Erdogan, der im Syrien-Konflikt einen Sturz von Präsident Baschar alAssad anstrebt, hat der syrischen Armee ein Ultimatum gesetzt: Bis zu diesem Samstag sollen sich die Regierungsverbände aus Idlib zurückziehen, sonst werde die türkische Armee nachhelfen. Da Russland die Einheiten Assads unterstützt, drohen damit auch Auseinandersetzungen zwischen dem Nato-Land Türkei und der russischen Luftwaffe. Offenbar hoffte Erdogan darauf, dass Russland und Syrien im letzten Moment nachgeben und eine Rolle der Türkei im Nachkriegs-Syrien akzeptieren.
Der Tod der 33 Soldaten wirft Erdogans Pläne über den Haufen. Russland hat in Idlib die Lufthoheit.
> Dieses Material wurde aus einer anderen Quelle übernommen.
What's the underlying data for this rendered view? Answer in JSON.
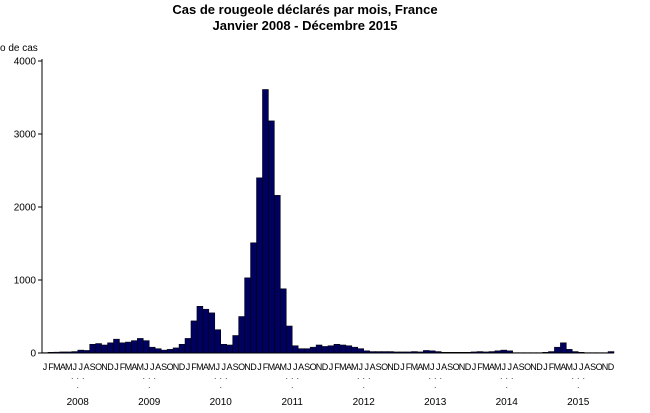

Das Moskauer Verteidigungsministerium erklärte am Freitag, die von dem syrischen Luftangriff getroffenen Soldaten seien zusammen mit „Terroristen“im Einsatz gewesen: So bezeichnen Russland und Syrien die Türkeitreuen Rebellen. Offiziellen türkischen Angaben zufolge starben die 33 Soldaten durch einen Angriff syrischer Kampfjets, doch einige Experten nehmen an, dass die russische Luftwaffe die Soldaten tötete.
Die Eskalation hängt mit der drastischen Verschlechterung der türkisch-russischen Beziehungen zusammen. Über Jahre kooperierten Ankara und Moskau in Syrien, obwohl sie auf verschiedenen Seiten des Konflikts stehen. Doch in Idlib können sie ihre Interessengegensätze nicht mehr ausblenden. Der Kreml will den Syrienkrieg mit einem Erfolg Assads in Idlib beenden. Erdogan telefonierte am Freitag mit Kremlchef Wladimir Putin, den er bald persönlich treffen will. Doch das wird kaum etwas an den Differenzen ändern.
Russland wolle die Türkei aus Syrien herausdrängen, schrieb Burhanettin Duran, ein außenpolitischer Berater Erdogans, in der Zeitung „Daily Sabah“. Moskau verlegte am Freitag zwei Kriegsschiffe vor die syrische Küste. In ihrer Not spielt die Türkei nun die Flüchtlingskarte und will so die Hilfe ihrer westlichen Partner einfordern, die sie in den vergangenen Jahren unter anderem mit dem Kauf des russischen Flugabwehrsystems S-400 verärgert hatte. Ob das gelingt, ist am Freitag fraglich. EU und Nato zeigen sich zwar bestürzt über die Eskalation in Idlib. Von einer konkreten Unterstützung der Türkei redet aber niemand.